Elle dit que quand Caritas a besoin de volontaires, les personnes répondent présentes à la base et elle encourage vraiment un esprit de solidarité. Mais elle dit aussi qu’il est difficile d’être viables. « La répartition inégale des richesses en Namibie est un problème. Il y a des richesses dans le pays, mais pas d’esprit de solidarité chez ceux qui les possèdent. »

Mais, dit-elle, elle reçoit un soutien de la part de la confédération Caritas : « Je ressens fortement la présence des autres organisations Caritas. Je vais à Caritas Afrique pour une aide avec les ressources, Caritas Internationalis a été bonne et Catholic Relief Services (CRS – un membre US de la confédération Caritas) a aidé à financer notre programme d’urgence. »

Sr Aida pense que si Caritas Namibie pouvait employer du personnel local, ils pourraient vraiment améliorer leur façon de travailler : « L’autonomie est importante. J’aimerais établir une structure sérieuse avec du personnel sérieux. »

Sr Aida est une sœur de Maryknoll. Elle s’est formée en ingénierie chimique aux Philippines, où elle est née, et a travaillé pendant beaucoup d’années en Amérique Latine. Elle travaille en Namibie depuis 1997.

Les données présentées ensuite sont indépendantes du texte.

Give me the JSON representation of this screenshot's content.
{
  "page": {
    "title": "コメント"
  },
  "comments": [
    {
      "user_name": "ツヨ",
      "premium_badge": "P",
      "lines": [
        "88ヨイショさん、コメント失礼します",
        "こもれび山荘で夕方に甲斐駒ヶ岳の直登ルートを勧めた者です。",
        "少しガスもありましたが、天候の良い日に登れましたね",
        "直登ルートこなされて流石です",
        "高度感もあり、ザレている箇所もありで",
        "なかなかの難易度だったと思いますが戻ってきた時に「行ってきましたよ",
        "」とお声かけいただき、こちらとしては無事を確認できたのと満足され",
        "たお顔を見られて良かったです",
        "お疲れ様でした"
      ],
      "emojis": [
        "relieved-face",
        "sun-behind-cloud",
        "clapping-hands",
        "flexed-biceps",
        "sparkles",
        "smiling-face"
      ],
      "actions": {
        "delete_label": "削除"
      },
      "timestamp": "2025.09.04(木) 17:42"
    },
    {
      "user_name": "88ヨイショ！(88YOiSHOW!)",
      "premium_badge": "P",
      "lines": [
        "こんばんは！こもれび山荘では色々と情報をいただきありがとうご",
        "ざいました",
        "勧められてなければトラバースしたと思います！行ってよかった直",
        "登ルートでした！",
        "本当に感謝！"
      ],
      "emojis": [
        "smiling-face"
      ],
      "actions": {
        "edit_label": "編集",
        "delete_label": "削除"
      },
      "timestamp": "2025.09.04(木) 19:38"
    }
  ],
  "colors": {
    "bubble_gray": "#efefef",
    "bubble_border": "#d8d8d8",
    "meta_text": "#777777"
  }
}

« À cette époque, je coordonnais le bureau des femmes », raconte-t-elle. « Ensuite, on m’a demandé de prendre la direction de Caritas Namibie en 2011. J’aimais beaucoup travailler sur les questions liées aux femmes et à leurs droits, aider à la formation pratique, à la création de revenus, etc. Mon domaine, c’est le développement. Beaucoup de ménages en Namibie sont gérés par des femmes, parce que les hommes migrent ou les quittent. »

Sr Aida est très déterminée à promouvoir la solidarité en Namibie et à aider les communautés à être autonomes. Elle ne sait toutefois pas combien de temps encore elle pourra rester là.

« J’aimerais rester, mais ma communauté s’amenuise, alors je ne sais pas », dit-elle. « Je peux encore travailler dur et tant que j’en ai l’énergie. Je vais encore pousser pour que les choses changent ».